Sleeping with your head slightly elevated reduces that overnight fluid loss. You can achieve this with a foam wedge under the mattress or by placing blocks under the legs at the head of the bed. Stacking pillows doesn’t work as well because it bends your body at the waist instead of tilting it as a whole.
Cut Back on Alcohol
Alcohol has a complicated relationship with blood pressure. In the short term, it widens blood vessels and can cause significant drops, particularly when standing. Over time, alcohol can also damage the nerves that regulate blood pressure responses, leading to chronic orthostatic hypotension. The National Institute on Alcohol Abuse and Alcoholism notes that alcohol-related nerve damage is a direct cause of postural blood pressure drops.
If you’re already prone to low blood pressure, even moderate drinking can make symptoms worse. Reducing or eliminating alcohol is one of the simplest lifestyle changes with a meaningful payoff.

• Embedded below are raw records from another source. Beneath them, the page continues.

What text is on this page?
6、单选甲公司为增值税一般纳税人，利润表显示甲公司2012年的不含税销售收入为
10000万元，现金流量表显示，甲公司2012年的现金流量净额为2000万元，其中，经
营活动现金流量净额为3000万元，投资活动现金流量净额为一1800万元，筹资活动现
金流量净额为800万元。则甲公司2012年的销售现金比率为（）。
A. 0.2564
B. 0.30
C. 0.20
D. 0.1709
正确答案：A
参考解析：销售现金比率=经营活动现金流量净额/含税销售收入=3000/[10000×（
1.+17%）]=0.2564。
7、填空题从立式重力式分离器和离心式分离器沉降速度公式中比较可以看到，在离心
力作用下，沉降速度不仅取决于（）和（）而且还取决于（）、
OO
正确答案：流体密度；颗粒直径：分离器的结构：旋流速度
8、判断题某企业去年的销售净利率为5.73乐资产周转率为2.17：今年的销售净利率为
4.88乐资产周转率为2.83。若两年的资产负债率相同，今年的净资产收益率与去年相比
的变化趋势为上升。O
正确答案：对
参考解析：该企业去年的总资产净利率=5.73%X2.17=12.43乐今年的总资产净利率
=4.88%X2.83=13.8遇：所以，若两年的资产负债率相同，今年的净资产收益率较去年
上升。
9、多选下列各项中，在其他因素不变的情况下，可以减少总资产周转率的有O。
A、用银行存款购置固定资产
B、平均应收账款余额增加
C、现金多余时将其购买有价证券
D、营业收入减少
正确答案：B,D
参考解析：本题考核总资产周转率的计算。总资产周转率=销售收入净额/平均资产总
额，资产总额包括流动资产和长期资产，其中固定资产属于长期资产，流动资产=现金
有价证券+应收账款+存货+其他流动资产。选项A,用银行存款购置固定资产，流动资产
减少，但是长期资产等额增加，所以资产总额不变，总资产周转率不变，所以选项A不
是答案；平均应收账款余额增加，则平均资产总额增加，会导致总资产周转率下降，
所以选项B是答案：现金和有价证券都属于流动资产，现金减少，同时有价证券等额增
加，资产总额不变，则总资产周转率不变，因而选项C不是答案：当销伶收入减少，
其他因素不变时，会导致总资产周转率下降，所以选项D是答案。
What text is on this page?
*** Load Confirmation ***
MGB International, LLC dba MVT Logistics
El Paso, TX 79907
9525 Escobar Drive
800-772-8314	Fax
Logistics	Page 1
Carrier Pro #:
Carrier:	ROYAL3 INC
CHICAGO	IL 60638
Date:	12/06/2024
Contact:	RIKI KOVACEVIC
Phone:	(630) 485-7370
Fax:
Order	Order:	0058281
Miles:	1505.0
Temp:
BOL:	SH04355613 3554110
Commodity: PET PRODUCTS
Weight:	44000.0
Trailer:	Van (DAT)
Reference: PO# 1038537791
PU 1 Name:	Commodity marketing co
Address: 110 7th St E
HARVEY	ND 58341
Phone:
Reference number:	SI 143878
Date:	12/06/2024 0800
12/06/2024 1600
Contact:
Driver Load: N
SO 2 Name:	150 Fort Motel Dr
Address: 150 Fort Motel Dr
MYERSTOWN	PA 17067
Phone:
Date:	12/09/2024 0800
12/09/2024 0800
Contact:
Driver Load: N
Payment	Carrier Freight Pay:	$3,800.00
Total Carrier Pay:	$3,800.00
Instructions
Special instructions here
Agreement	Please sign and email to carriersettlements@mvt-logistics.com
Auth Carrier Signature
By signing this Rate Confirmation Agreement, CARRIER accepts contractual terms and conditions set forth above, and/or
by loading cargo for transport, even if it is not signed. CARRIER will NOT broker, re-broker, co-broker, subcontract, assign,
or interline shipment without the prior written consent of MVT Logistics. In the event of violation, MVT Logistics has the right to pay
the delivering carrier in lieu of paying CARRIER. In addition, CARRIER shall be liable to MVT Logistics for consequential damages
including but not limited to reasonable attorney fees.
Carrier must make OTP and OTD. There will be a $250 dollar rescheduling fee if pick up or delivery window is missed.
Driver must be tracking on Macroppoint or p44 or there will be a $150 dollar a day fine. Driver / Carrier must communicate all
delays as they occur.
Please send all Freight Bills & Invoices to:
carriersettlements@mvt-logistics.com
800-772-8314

When Lifestyle Changes Aren’t Enough
For people whose low blood pressure doesn’t respond well to hydration, salt, and compression, prescription medication is an option. The most commonly prescribed drug for orthostatic hypotension works by stimulating receptors on blood vessel walls, causing them to constrict and increasing the resistance that blood flows against. This directly raises blood pressure. It’s typically taken two or three times a day and the dose is adjusted gradually over several weeks based on how your standing and lying blood pressure respond.
Medication is generally reserved for cases where low blood pressure significantly affects quality of life or causes fainting. Most people find that combining several of the strategies above (more water, more salt, compression stockings, smaller meals) provides enough improvement to manage day-to-day symptoms without medication.